Прежде чем посетить окрестности Севастополя, я выделяю себе еще несколько часов для прогулки по городу. Приятный бриз смягчает сегодня послеобеденную жару; сверкающее солнце золотит камни, подчеркивает тени, согревает все оттенки цвета. Погода благоприятствует нам, воспользуемся этим.
С первых шагов я оказываюсь у величественного здания морской библиотеки с ее пилястрами и греческим фасадом, увенчанным барельефом, описывающим всю историю покорения Крыма русскими. Немного далее за скромной колоннадой входа угадывается такое же грациозное здание Офицерского собрания. Я пересекаю его садик и подхожу к каменной ажурной калитке, открывающей вход на лестницу Мичманского бульвара.

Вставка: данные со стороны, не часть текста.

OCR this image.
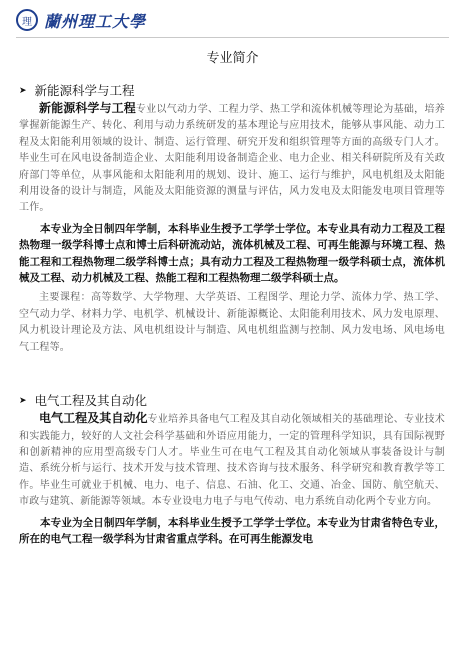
理 蘭州理工大學
专业简介
➤ 新能源科学与工程

新能源科学与工程专业以气动力学、工程力学、热工学和流体机械等理论为基础，培养掌握新能源生产、转化、利用与动力系统研发的基本理论与应用技术，能够从事风能、动力工程及太阳能利用领域的设计、制造、运行管理、研究开发和组织管理等方面的高级专门人才。毕业生可在风电设备制造企业、太阳能利用设备制造企业、电力企业、相关科研院所及有关政府部门等单位，从事风能和太阳能利用的规划、设计、施工、运行与维护，风电机组及太阳能利用设备的设计与制造，风能及太阳能资源的测量与评估，风力发电及太阳能发电项目管理等工作。

本专业为全日制四年学制，本科毕业生授予工学学士学位。本专业具有动力工程及工程热物理一级学科博士点和博士后科研流动站，流体机械及工程、可再生能源与环境工程、热能工程和工程热物理二级学科博士点；具有动力工程及工程热物理一级学科硕士点，流体机械及工程、动力机械及工程、热能工程和工程热物理二级学科硕士点。

主要课程：高等数学、大学物理、大学英语、工程图学、理论力学、流体力学、热工学、空气动力学、材料力学、电机学、机械设计、新能源概论、太阳能利用技术、风力发电原理、风力机设计理论及方法、风电机组设计与制造、风电机组监测与控制、风力发电场、风电场电气工程等。

➤ 电气工程及其自动化

电气工程及其自动化专业培养具备电气工程及其自动化领域相关的基础理论、专业技术和实践能力，较好的人文社会科学基础和外语应用能力，一定的管理科学知识，具有国际视野和创新精神的应用型高级专门人才。毕业生可在电气工程及其自动化领域从事装备设计与制造、系统分析与运行、技术开发与技术管理、技术咨询与技术服务、科学研究和教育教学等工作。毕业生可就业于机械、电力、电子、信息、石油、化工、交通、冶金、国防、航空航天、市政与建筑、新能源等领域。本专业设电力电子与电气传动、电力系统自动化两个专业方向。

本专业为全日制四年学制，本科毕业生授予工学学士学位。本专业为甘肃省特色专业，所在的电气工程一级学科为甘肃省重点学科。在可再生能源发电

У входа на этот бульвар на пьедестале из серого камня установлена трирема. Этот монумент был установлен в память о капитане Казарском, который в 1828 году спас свой бриг Меркурий, выведя его из под перекрестного обстрела двух турецких кораблей. Я огибаю бронзовую трирему и попадаю на центральную аллею. Когда-то здесь было очень много посетителей, сейчас же, после создания Приморского бульвара все стало пустынным. Отсюда открывается прекрасный вид на рейд и на некоторые городские кварталы, и все же Мичманский бульвар пережил свою минуту капризной славы и уж более не возродится.
Между тем, в конце аллеи возле пустующего кафе с дремлющим у стойки официантом я, наконец-то, замечаю по-настоящему живого, но несколько странного человека. Это молодой русский офицер, сидящий на скамейке под прямыми лучами палящего солнца. Впалые щеки, сдавливающие и прижимающие грудь к земле плечи. Он держит корзинку с виноградом и с детской наивностью своими худыми пальцами отщипывает виноградинку за виноградинкой, осторожно пережевывая их и странно поглядывая на уже желтеющую листву деревьев.
Отсюда я поднимаюсь к ясно выделяющемуся собору святого Владимира. Осмотрев верхний неф с его яркой и слишком традиционной живописью, я спускаюсь в крипту, где под одним общим мраморным георгиевским крестом покоятся: Лазарев, основатель Черноморского флота; Корнилов, один из активнейших организаторов обороны; блестящий, образованный, милый, как само его имя, Истомин, у которого бомбой оторвало голову; наконец, морской волк Нахимов, для моряков просто Павел Степанович, герой, рождающий героев не словами, а своими поступками, человек, который с решительной простотой успокаивал отчаявшихся: «Не беспокойтесь, мы все здесь останемся».
Не знаю почему, но я просто обожаю этого Нахимова. Я вижу его таким, как описывали нам этого человека свидетели обороны Севастополя: в форме морского офицера, с большими эполетами, с хлыстом в руке верхом на маленькой казацкой лошади в сопровождении одного единственного казака. В фуражке, надвинутой по самую шею, с выглядывающими из-под нее седыми волосами у виска, в брюках без штрипок, задравшихся до колен и обнаживших кальсоны с голенищами сапог, Нахимов ежедневно объезжал позиции вдоль брустверов.
Пули и снаряды роем пролетали вокруг него, но наш адмирал из-за таких пустяков не погонял и не беспокоил свою жалкую клячу. Кроме того, как он сам выразился, адмирал знал, что рано или поздно он тоже ляжет здесь. Так и произошло. Вот его могила рядом со своими братьями по оружию и их учителем Лазаревым. Нет, когда узнаешь о жизни таких героев, нельзя считать их побежденными. Просто они слишком многое совершили, чтобы не только не познать горечь поражения, но и быть увенчанными лаврами французского Капитолия. Нет, это не побежденные и не победители. Это – избранные.
Выйдя из собора, я долго брожу средь невзрачных, малолюдных кварталов. Вот я прохожу женскую гимназию, далее – группа разрушенных домов; слева – в неожиданном проеме — открывается вид на рейд; справа по склону оврага карабкается вверх городской квартал.
Продолжая свой путь, иногда я останавливаюсь у какой-то двери, у какого-то окна, посередине улицы, на углу тротуара, чтобы разглядеть след от пули или подобрать осколки античной статуи. Между тем, я делаю почетную остановку у небольшой церкви Петра и Павла и с большим удовольствием констатирую хороший вкус реставрационных работ. Этот храм с греческим периптером такой элегантный! Он напоминает мне афинские храмы. Конечно, здание немного контрастирует с массивным православным куполом, но на фоне крымского неба, так сильно похожего на небо Аттики, храм смотрится совсем неплохо.